Wolfgang Kraushaar. © imago/Hoffmann

Es handelt sich bei den Räumungen also um Aktionen, die erhebliche Wirkung haben könnten?

Der Schritt, Polizeikräfte auf den Campus zur Räumung zu rufen, ist immer problematisch. Das Hochschulrecht bildet hier eine gewisse Hürde. An der Columbia gab es ein pro-palästinensisches Zeltlager, an dem übrigens auch jüdische Studierende beteiligt waren, die dort sogar das Pessach-Fest gefeiert haben. Was den Vorwurf des Antisemitismus angeht, wäre ich daher sehr zurückhaltend. Denn er scheint hier nicht zuzutreffen, zumindest nicht pauschal.
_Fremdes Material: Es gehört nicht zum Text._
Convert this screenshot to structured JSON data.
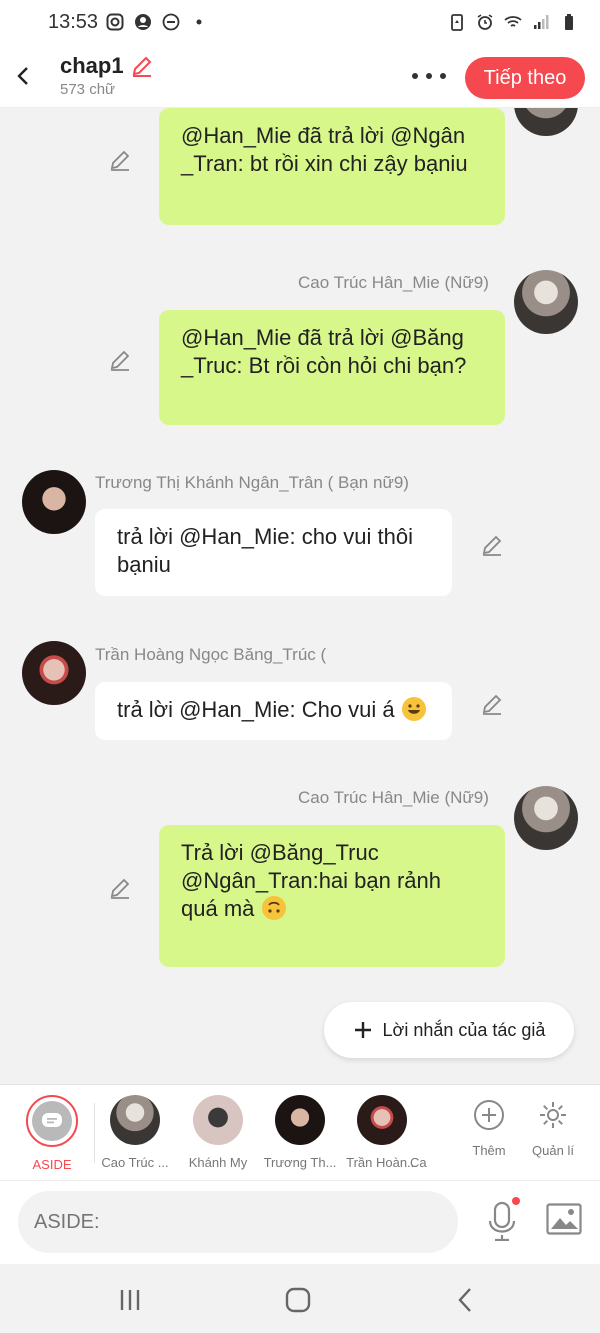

Welche Folgen erwarten Sie?

Ich glaube, es wird sich Erhebliches verändern. In Teilen der USA hat man jedenfalls erkannt, dass die Israel-Unterstützung in dieser Form nicht einfach weitergehen kann. Jedenfalls solange Netanjahu noch an der Macht ist. Das gilt auch für die EU. Auch dort hat sich die Einsicht durchgesetzt, dass man solange keine pauschale Solidarisierung mit Israel praktizieren kann, solange man es mit einer illiberalen Regierung zu tun hat, in der Rechtsradikale mit am Kabinettstisch sitzen. Die Bundesregierung versucht sich diesem Problem gegenüber wegzuducken. Bundeskanzler Scholz ist nach dem 7. Oktober sofort Angela Merkel gefolgt und hat sich darauf berufen, dass die Existenzsicherheit Israels Teil der deutschen Staatsräson sei.
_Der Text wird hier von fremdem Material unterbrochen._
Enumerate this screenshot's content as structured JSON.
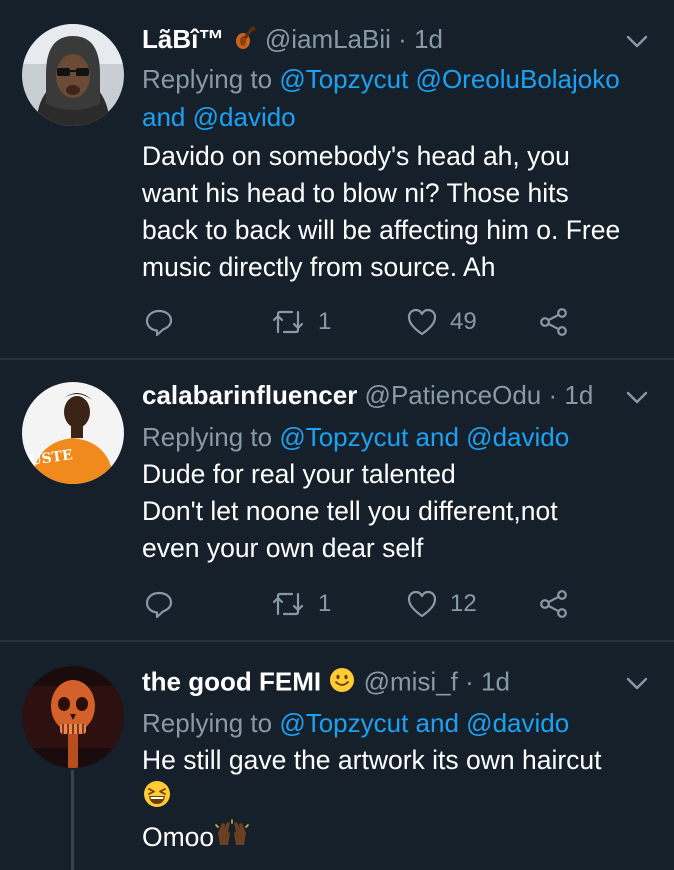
{
  "tweets": [
    {
      "name": "LãBî™",
      "name_emoji": "violin-emoji",
      "handle": "@iamLaBii",
      "dot": "·",
      "time": "1d",
      "replying_prefix": "Replying to ",
      "mention_1": "@Topzycut",
      "mention_2": "@OreoluBolajoko",
      "joiner": "and",
      "mention_3": "@davido",
      "text_lines": [
        "Davido on somebody's head ah, you",
        "want his head to blow ni? Those hits",
        "back to back will be affecting him o. Free",
        "music directly from source. Ah"
      ],
      "retweets": "1",
      "likes": "49"
    },
    {
      "name": "calabarinfluencer",
      "handle": "@PatienceOdu",
      "dot": "·",
      "time": "1d",
      "replying_prefix": "Replying to ",
      "mention_1": "@Topzycut",
      "joiner": "and",
      "mention_2": "@davido",
      "avatar_text": "USTE",
      "text_lines": [
        "Dude for real your talented",
        "Don't let noone tell you different,not",
        "even your own dear self"
      ],
      "retweets": "1",
      "likes": "12"
    },
    {
      "name": "the good FEMI",
      "name_emoji": "smiling-face-emoji",
      "handle": "@misi_f",
      "dot": "·",
      "time": "1d",
      "replying_prefix": "Replying to ",
      "mention_1": "@Topzycut",
      "joiner": "and",
      "mention_2": "@davido",
      "text_line_1": "He still gave the artwork its own haircut",
      "text_line_2_emoji": "grinning-squinting-face-emoji",
      "text_line_3": "Omoo",
      "text_line_3_emoji": "raising-hands-emoji"
    }
  ],
  "colors": {
    "background": "#15202b",
    "text_primary": "#ffffff",
    "text_secondary": "#8899a6",
    "link": "#1da1f2",
    "divider": "#253341"
  }
}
Der Begriff ist doch nun rechtlich verbürgt.

Nicht unbedingt. In unserem Grundgesetz kommt der obrigkeitsstaatlich aufgeladene Begriff der Staatsräson bezeichnenderweise nicht vor. Zudem ist es eine offene Frage, ob man die Sicherheit eines anderen Staates überhaupt zum Bestandteil der eigenen Staatsräson machen kann. Und wenn es wirklich Ernst mit der Existenzbedrohung Israels würde, dann müsste das ja eine militärische Beistandspflicht zur Folge haben. Wenn etwa der Iran Israel ernsthaft angreifen würde, dann wäre es wohl die Aufgabe der Bundeswehr Israel militärisch beizustehen. Was das bedeutet, vermag sich hierzulande aber offenbar niemand so recht vorstellen zu wollen, weshalb sich die Politik im Hinblick auf solche Konkretisierungen auch lieber ausschweigt.